The word ‘Ayurveda’ comes from the word ‘ayur’ meaning ‘life’ and the word ‘veda’ meaning ‘to know’. Ayurveda means ‘the science of life’, and is a medical system practiced in India, Sri Lanka and Nepal. Ayurveda’s mythological origins, though, are attributed to the Indo-European Nasatya or Aswins, twin physicians of the gods of the ancient Indo-European pantheon. Four thousand-year old references to the Nasatya are found in the now extinct Hurrian and Hittite languages in Turkey and in the Sanskrit language in India. Ayurveda is considered the upaveda or accessory veda to the Atharva Veda. The four Vedas are the world’s oldest literary documents in an Indo-European language.

A classic Ayurvedic text that parallels the time frame of the Atharva Veda, is the Charaka Samhita. Written in the Indus Valley area around 1000 BCE in Sanskrit, it is a treatise on general medicine.
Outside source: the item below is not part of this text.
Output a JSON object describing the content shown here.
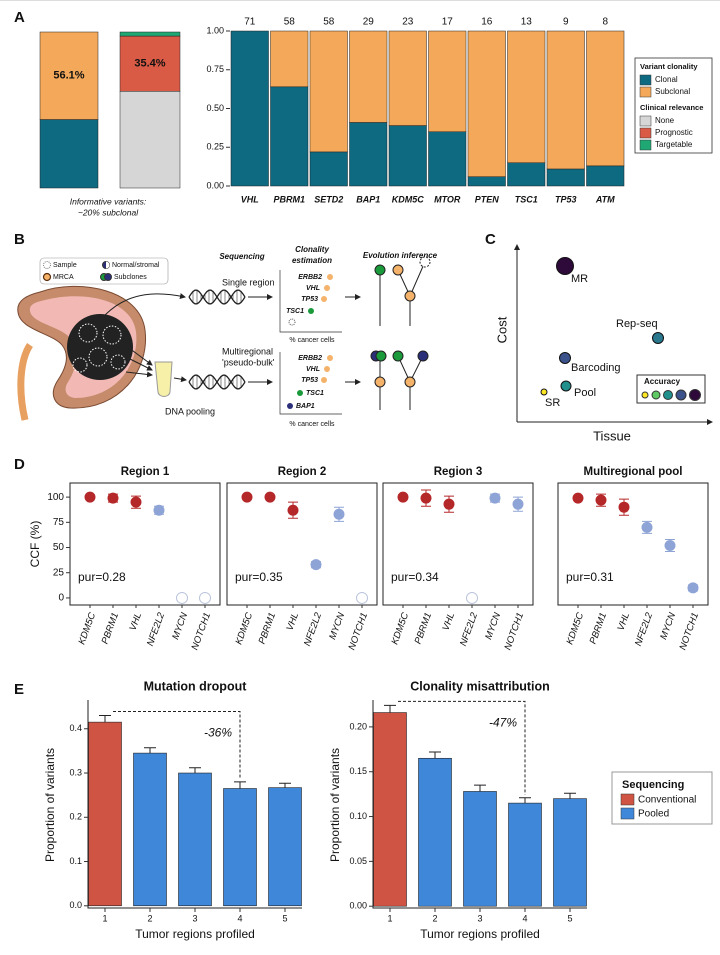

This strongly suggests the probability that Ayurveda, though of pan-Indo-European origins earlier, had begun to evolve into a distinct entity within the sub-continent by the first millennium BCE.

Ayurveda’s lasting influence in the non-Indo-European sphere began after the rise and spread of Buddhism in the 6th century BCE Buddhist monks introduced Ayurveda to China, Tibet, Korea, Mongolia and Sri Lanka, leaving a lasting legacy in their medical systems.

More recently, the German translation of an Ayurvedic text that dates back to less than 1000 BCE, the Susruta Samhita, contributed to modern medicine the discipline of plastic surgery.